When not living with my great aunt, we did live with mother. There were many houses. I wish I could recall their order. The yellow house was the first I recall.

It had a yard, with a garden. This is where I got my cat Smokey. So many times I cried over the cat because I thought we had lost him. I know he was there because I recall him hunting a mole. Was my male cat not a male?

In the yellow house mother we be angry because we at the chocolate chips. I don’t know she ever punished us, but she got angry. Now we can’t make chocolate chip cookies, she said. But who cares, chocolate chips taste better when you sneak them from the bag in the freezer. At least my childish self thought this was true.

The yellow house was were I drank some dirty water one day. It is the first time I had the thought living didn’t matter. There have been many times over the years. It was also the place I broke my arm the first time.

Me, my sister and a friend were jumping off the back of a chair. (Oh the things kids do for fun.) The friend pushed my and I fell and broke my arm. I remember a little of the fun of jumping off the chair. But not the broken arm. It is funny how our memory works.

Sometimes I play a game. I try to think of what my earliest memory is and how old I was then. Problem is how do we date our memories. I remember the yellow house and I remember the red house. But which one came first. I scan the memory itself for clues. It was the yellow house, I think. But this isn’t science. Geology or archaeology with their dating layers.

So my earliest memory. When I was two I went to Stockton with mother and my sister. The only part all these years later I recall are walking through the city in the heat of the sun. Could I it be a two-year old was walking through a city with his mother and younger sister?

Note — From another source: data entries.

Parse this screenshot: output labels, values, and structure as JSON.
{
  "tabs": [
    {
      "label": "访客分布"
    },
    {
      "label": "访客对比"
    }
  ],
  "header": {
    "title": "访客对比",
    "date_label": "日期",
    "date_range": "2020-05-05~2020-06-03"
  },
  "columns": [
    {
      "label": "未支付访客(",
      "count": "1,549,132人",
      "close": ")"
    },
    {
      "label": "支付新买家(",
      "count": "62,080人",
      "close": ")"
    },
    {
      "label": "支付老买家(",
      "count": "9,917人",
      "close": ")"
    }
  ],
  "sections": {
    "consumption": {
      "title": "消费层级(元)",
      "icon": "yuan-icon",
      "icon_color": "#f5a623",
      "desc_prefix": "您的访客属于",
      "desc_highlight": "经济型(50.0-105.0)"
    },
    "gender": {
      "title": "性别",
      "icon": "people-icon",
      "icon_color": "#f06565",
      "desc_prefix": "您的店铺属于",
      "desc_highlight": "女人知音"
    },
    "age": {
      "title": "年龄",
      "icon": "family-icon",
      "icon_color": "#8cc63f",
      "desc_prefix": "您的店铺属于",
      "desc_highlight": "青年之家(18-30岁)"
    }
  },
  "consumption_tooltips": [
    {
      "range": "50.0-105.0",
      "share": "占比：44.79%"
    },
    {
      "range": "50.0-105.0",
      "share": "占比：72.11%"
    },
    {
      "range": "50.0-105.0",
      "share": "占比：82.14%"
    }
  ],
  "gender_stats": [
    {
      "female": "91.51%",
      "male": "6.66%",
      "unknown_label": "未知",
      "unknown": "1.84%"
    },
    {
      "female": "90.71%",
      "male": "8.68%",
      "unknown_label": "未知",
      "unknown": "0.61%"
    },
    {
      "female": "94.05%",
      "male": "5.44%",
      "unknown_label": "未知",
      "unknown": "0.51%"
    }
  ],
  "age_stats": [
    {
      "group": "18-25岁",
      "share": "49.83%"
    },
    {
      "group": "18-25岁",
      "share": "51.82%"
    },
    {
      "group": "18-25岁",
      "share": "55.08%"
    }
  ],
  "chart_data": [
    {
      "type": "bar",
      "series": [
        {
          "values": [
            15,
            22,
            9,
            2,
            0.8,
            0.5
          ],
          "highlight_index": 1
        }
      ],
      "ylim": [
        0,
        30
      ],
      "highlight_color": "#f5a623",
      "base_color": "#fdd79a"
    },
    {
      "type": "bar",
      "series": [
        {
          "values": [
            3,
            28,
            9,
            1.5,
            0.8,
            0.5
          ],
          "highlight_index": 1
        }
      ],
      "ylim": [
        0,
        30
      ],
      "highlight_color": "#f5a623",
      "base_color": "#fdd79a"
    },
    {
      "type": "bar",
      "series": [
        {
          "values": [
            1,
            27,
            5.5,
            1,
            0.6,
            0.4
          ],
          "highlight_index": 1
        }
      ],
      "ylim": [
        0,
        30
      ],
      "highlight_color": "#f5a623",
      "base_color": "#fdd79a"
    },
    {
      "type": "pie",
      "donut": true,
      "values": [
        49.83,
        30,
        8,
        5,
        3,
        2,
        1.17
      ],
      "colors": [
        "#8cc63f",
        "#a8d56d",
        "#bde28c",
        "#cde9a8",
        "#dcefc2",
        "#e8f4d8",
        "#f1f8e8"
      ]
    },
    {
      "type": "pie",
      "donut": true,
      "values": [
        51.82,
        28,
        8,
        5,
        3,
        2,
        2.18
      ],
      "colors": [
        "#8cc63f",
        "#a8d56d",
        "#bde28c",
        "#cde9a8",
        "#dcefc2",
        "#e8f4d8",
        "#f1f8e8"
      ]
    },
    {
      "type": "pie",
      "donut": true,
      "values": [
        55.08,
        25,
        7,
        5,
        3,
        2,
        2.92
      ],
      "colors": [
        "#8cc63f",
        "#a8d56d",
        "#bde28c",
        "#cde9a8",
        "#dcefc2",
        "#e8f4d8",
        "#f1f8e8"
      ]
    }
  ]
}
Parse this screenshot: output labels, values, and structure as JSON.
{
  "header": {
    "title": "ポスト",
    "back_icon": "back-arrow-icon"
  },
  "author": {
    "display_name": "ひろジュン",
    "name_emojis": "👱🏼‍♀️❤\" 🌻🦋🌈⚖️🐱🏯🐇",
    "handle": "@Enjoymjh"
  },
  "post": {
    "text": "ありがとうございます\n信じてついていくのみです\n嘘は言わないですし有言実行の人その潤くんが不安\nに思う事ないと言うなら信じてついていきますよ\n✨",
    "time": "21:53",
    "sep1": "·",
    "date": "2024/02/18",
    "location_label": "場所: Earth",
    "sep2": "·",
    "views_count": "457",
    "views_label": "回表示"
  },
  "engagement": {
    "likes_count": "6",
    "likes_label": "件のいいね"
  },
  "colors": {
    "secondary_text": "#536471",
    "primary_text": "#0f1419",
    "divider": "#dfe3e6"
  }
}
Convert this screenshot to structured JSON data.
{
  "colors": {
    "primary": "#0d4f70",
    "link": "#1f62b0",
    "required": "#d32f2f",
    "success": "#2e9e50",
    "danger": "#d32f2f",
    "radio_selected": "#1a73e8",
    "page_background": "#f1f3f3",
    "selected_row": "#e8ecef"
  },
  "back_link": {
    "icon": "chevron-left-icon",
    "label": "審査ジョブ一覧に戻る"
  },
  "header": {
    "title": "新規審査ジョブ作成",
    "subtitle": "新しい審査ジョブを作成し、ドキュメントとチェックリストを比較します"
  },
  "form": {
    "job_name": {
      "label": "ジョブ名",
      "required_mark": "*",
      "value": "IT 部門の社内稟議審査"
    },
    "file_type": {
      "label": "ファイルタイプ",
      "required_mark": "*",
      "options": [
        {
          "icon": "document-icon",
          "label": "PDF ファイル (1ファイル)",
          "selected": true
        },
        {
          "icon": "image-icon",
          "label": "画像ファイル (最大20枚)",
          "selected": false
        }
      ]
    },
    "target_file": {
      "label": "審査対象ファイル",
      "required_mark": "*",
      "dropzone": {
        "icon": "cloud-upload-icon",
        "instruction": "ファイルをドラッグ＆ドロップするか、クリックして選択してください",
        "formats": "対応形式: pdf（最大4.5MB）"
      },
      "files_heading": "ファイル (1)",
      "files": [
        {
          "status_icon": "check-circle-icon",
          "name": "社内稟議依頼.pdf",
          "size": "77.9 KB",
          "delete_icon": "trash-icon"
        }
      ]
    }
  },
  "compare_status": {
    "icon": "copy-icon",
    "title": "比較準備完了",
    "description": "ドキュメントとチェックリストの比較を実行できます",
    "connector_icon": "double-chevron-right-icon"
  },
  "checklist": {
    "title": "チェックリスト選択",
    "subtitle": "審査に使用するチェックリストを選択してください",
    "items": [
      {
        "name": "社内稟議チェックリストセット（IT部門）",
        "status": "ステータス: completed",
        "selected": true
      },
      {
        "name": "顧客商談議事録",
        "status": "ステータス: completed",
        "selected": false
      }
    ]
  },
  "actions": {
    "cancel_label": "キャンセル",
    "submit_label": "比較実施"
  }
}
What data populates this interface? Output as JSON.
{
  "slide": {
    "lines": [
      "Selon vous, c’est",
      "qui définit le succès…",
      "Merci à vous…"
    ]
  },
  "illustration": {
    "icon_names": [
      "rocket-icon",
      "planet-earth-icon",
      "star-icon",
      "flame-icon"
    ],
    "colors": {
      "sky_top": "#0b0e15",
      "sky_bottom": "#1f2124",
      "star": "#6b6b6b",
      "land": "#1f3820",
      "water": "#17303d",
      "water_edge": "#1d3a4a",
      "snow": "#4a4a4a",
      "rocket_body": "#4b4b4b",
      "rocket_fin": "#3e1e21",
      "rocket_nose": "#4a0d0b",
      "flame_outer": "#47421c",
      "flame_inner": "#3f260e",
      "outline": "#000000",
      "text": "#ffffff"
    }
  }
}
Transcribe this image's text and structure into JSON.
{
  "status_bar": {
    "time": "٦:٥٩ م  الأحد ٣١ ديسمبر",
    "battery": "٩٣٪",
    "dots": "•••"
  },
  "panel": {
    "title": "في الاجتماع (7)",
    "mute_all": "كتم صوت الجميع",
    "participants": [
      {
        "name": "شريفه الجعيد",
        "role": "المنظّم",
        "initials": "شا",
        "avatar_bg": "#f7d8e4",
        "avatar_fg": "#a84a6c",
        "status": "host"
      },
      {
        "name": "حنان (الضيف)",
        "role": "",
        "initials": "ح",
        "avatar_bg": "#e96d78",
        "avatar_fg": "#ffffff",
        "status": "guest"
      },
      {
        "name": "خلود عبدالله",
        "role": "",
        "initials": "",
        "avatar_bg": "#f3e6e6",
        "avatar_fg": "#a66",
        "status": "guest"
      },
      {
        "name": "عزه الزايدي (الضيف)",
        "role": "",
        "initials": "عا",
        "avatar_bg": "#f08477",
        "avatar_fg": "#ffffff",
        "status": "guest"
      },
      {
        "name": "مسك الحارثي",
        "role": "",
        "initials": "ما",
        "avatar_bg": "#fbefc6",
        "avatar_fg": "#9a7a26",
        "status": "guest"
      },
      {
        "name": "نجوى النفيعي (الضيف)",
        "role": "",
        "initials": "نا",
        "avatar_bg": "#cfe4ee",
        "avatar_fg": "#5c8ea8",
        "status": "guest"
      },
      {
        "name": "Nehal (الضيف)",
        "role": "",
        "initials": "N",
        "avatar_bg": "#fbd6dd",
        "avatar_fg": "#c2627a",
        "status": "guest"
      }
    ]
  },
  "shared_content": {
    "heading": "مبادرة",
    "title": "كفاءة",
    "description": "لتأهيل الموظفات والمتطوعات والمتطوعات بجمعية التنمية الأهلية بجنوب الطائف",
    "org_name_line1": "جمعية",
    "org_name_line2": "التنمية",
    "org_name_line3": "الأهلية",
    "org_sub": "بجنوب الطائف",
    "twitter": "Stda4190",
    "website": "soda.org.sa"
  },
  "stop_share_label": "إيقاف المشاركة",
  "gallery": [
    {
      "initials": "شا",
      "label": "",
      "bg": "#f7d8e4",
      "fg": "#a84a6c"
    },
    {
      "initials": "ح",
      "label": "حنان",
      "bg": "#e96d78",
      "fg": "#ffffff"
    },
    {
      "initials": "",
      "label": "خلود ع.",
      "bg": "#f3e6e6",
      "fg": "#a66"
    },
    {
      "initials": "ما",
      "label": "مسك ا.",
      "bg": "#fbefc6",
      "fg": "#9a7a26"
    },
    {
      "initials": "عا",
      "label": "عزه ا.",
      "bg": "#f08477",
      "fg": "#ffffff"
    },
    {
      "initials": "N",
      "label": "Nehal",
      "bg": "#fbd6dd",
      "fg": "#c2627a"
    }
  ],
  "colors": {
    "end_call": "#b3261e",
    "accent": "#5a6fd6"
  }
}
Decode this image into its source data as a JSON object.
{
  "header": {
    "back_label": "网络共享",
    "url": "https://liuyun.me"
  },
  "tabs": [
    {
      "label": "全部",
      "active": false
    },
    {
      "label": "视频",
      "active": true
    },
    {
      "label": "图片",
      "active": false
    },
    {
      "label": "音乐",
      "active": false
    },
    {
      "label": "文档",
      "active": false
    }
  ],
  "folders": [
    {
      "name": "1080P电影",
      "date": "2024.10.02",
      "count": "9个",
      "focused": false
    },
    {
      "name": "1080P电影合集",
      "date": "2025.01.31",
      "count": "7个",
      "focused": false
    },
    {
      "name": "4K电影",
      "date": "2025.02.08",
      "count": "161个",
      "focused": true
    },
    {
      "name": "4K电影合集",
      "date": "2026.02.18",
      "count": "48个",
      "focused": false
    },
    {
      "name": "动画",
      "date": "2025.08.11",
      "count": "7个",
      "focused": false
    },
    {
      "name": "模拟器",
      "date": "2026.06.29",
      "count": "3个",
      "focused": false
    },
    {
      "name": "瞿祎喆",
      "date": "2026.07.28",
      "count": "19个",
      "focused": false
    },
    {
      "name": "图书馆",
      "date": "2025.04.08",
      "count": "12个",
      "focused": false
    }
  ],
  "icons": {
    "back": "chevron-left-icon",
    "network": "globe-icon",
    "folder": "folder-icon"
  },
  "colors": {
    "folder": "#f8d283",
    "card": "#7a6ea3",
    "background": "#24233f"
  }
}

Mother didn’t have a car. Around the foothills where we lived she hitch-hiked, and we did too. Pretty crazy when I think about the idea today. Walking was something we all did to get from where rides dropped us off. Also sometimes to get to a place with more traffic. I know we walked a lot. My great aunt told me to look out for my sister. It made the young small me feel important. But, what could kids do?

One time we tried to run away. We went out to get a ride. When someone stopped we got scared and ran home. My sister was my friend.

But the yellow house was close to town. One day I walked down to the end of the driveway. Cars on the highway were leaving town and speeding up. I talked to a man and watched cars for a while. I told him the police could catch speeders. Drivers were anticipating the speed limit change, before it changed. My mind was always thinking. When I think of myself at the yellow house, I didn’t feel like a child.

My sophomore English teacher wanted us to write our biographies. I didn’t do it. I couldn’t. I was failing anyway. By the time of high school the yellow house was just one of many. I think we may have lived in a dozen places, in three or four close towns.

In some ways the yellow house feels special to me. It makes me think of Van Gogh’s yellow house. Vincent had big dreams for the house. Maybe I had big dreams for my life. In my memory it was summer. The light was golden, like a movie. Things were simpler and better. But still I was debating the meaning of life. Or the value of life.